Combien de lois, dans l'histoire de notre pays, sont mort-nées faute d'avoir reçu une application concrète ? Dernièrement, la loi du 16 décembre 2010, qui portait sur le même sujet, est demeurée, dans notre département comme dans le reste du pays, au fond des tiroirs en raison de l'opposition unanime des élus et des citoyens. Dès 1972, la loi Marcellin, qui prétendait imposer des regroupements de communes, est restée également dans les mémoires comme un échec cuisant du législateur.

On peut se poser légitimement la question : à quoi sert-il, en matière de territoires et de décentralisation, de voter des lois à l'opposé des attentes des habitants et auxquelles les élus chargés de leur mise en oeuvre sont opposés ?

Cela est d'autant plus inacceptable que les membres de l'actuel gouvernement ont rejeté comme un seul homme la loi de 2010 instituant les métropoles et s'étaient engagés, si la gauche revenait au pouvoir, à abroger ces dispositions.

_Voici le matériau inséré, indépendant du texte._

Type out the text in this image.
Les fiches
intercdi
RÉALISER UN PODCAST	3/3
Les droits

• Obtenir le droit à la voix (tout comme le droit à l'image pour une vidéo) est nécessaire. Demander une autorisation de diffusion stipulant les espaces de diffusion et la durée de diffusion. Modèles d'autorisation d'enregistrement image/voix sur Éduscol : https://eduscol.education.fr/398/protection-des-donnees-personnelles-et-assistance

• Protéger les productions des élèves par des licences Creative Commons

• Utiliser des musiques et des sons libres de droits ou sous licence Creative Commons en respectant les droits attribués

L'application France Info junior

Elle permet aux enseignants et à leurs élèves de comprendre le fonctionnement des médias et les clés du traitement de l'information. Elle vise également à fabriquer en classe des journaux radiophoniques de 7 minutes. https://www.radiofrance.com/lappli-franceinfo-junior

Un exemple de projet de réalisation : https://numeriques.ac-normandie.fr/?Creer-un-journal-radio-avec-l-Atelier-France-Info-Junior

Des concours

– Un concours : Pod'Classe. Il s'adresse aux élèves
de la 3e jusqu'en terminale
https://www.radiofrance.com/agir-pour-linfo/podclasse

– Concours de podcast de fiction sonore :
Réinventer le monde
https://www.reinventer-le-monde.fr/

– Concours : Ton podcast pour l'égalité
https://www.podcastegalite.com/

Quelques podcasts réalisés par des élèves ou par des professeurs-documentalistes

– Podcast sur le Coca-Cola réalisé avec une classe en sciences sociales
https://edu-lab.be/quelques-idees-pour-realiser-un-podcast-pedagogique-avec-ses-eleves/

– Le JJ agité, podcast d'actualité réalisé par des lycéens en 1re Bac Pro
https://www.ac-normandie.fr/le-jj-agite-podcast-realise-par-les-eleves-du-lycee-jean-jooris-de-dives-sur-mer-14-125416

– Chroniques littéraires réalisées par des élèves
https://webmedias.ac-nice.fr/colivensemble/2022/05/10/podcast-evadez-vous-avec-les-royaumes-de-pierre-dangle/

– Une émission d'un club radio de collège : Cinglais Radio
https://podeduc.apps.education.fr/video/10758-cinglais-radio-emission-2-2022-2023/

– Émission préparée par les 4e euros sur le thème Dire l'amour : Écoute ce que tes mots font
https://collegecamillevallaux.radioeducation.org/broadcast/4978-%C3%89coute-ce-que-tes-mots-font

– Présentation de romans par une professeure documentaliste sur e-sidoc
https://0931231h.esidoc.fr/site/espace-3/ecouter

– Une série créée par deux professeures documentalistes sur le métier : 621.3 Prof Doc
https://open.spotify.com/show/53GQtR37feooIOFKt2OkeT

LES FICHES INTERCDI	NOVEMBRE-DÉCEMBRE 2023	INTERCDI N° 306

Aujourd'hui, ce sont des dispositions similaires, mais encore plus contraignantes, qui sont soumises à notre examen.

À quels objectifs cela répond-il ? Celui de la réduction des déficits publics sous l'effet de la contrainte européenne ? De l'affaiblissement des services publics locaux, qui sont souvent le seul recours de nos concitoyens face aux politiques d'austérité qui les frappe de plein fouet ? Mais en quoi est-il plus important de satisfaire les désirs des technocrates de la Commission européenne – je généralise quelque peu – que de répondre aux attentes légitimes des habitants ?

Vous n'allez tout de même pas provoquer une nouvelle « guerre des demoiselles », à l'image de celle engendrée par la décision de Charles X, en 1832, d'ôter aux communes leurs prérogatives domaniales.